The findings were so startling, Judith B. Miller, a researcher at MIT’s AgeLab decided to head up a project examining how college debt affects family dynamics, long-term financial planning and retirement for adults ages 25 to 75.

"There was a lot of anger,” especially among individuals nearing retirement age who've carried their college debt for many years, some for 30 or more years, Miller said.

Adults over 50 with college debt from paying for their loved ones’ education had some of the most profound emotional responses, Miller said.

One man in his early 60s reported that he had taken out $300,000 in loans for all four of his children and still owed around $200,000. He said that he and his wife made financial sacrifices when they were younger in order to be active parents, which meant working less or holding positions that offered more flexibility but less pay. Now he's “literally paying the price because he needs to be working longer so that he can be repaying these loans,” Miller said.

Other focus group participants reported taking out loans for their children, for themselves and even accumulating large credit card bills to pay for tuition bills.

Younger students who go to college can often look forward to higher incomes that may enable them to pay off student loan before retirement. But borrowing for loved ones, as many Americans 50 and older have done, “doesn't increase your earnings potential,” the AARP report found.

Repayment options for borrowers who take out loans for someone else's education are also sometimes less flexible or borrowers 50 and older don’t take advantage of them, the AARP said.

Federal parent PLUS loans are eligible for a less generous income-driven repayment plan that can be difficult to enroll in, for example.

In fact, most borrowers who could benefit from the income-driven repayment plans don't sign up for them, federal data showed. That's also true for borrowers age 50 and up. Such plans not only allow borrowers to pay lower monthly installments but also can offer debt forgiveness after 20 or 25 years.

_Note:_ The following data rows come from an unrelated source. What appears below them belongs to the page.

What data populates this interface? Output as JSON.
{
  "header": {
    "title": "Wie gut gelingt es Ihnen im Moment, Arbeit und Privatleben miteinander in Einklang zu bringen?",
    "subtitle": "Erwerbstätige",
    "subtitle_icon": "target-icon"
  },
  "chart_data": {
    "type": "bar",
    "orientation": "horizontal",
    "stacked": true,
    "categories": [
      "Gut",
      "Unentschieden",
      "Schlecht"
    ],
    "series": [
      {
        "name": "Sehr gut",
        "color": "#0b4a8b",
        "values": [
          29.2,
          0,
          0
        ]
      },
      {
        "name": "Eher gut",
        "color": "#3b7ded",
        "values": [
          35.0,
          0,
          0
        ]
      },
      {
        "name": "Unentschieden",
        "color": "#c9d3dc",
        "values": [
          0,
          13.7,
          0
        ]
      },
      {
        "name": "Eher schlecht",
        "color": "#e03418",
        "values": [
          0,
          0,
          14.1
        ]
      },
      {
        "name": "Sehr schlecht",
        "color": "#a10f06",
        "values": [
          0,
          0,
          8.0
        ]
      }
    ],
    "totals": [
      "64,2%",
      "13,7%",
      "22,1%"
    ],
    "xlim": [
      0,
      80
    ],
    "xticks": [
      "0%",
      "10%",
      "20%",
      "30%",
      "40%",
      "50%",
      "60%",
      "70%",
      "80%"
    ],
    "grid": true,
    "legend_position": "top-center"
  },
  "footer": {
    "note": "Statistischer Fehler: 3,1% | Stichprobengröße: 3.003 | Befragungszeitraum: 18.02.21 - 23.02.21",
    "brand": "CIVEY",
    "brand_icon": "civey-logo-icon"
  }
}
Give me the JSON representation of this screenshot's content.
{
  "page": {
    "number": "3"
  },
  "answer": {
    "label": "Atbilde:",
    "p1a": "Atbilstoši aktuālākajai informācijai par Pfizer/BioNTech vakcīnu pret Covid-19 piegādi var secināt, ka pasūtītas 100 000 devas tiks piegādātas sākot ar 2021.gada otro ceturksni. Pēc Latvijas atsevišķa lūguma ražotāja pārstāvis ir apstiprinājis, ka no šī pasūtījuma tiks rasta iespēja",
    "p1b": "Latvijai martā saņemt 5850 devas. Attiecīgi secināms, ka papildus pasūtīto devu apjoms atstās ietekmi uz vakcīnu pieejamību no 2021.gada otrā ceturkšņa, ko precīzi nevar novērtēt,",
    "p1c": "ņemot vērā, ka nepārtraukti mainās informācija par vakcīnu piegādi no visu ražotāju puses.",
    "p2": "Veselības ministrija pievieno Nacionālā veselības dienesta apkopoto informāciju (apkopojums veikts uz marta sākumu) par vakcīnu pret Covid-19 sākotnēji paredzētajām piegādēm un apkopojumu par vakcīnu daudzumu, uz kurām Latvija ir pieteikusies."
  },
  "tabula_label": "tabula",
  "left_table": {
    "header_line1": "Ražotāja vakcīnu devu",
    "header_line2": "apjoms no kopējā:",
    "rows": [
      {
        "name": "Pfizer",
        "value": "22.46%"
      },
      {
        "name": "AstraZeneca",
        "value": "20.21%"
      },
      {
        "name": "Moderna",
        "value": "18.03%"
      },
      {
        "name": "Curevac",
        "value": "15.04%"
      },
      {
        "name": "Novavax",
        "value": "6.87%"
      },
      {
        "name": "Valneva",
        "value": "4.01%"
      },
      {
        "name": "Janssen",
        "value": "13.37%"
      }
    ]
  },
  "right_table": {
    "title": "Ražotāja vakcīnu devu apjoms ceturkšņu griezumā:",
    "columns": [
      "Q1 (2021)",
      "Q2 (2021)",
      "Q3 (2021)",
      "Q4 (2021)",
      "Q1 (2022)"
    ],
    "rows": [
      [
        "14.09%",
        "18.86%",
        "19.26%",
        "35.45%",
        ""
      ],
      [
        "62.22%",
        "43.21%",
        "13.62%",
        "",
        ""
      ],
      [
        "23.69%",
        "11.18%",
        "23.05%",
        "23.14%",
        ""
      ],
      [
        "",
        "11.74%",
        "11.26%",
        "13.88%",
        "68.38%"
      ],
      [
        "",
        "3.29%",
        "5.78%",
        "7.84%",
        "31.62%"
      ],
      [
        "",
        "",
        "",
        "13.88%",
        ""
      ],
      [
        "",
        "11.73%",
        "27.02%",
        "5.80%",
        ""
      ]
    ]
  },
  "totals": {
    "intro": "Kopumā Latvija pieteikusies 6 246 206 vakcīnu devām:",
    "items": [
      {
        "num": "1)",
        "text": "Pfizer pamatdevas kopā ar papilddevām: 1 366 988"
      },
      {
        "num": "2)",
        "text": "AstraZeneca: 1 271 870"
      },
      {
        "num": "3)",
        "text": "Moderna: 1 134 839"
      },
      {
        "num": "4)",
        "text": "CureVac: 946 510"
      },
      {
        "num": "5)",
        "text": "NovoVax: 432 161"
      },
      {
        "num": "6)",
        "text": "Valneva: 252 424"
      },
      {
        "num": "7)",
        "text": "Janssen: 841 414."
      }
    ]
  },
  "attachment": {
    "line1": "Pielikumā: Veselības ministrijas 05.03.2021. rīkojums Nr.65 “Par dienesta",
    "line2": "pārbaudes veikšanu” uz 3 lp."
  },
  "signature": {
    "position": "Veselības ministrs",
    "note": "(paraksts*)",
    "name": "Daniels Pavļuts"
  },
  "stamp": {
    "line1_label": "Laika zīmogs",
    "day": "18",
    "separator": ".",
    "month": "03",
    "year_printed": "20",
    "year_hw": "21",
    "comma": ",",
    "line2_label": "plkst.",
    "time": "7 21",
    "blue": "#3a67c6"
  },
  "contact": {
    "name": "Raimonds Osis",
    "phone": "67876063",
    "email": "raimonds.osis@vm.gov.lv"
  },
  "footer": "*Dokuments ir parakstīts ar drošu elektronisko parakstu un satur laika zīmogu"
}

The AARP is supporting changes to federal student loan policies that might help older borrowers, including allowing those who are in default to enroll in income-driven repayment plans and prohibiting the government from taking money out of Social Security benefits and other federal payments to borrowers in default. The group also wants more loans to be dischargeable in bankruptcy, especially loans without income-based repayment options and “private loans that lack death or disability discharges."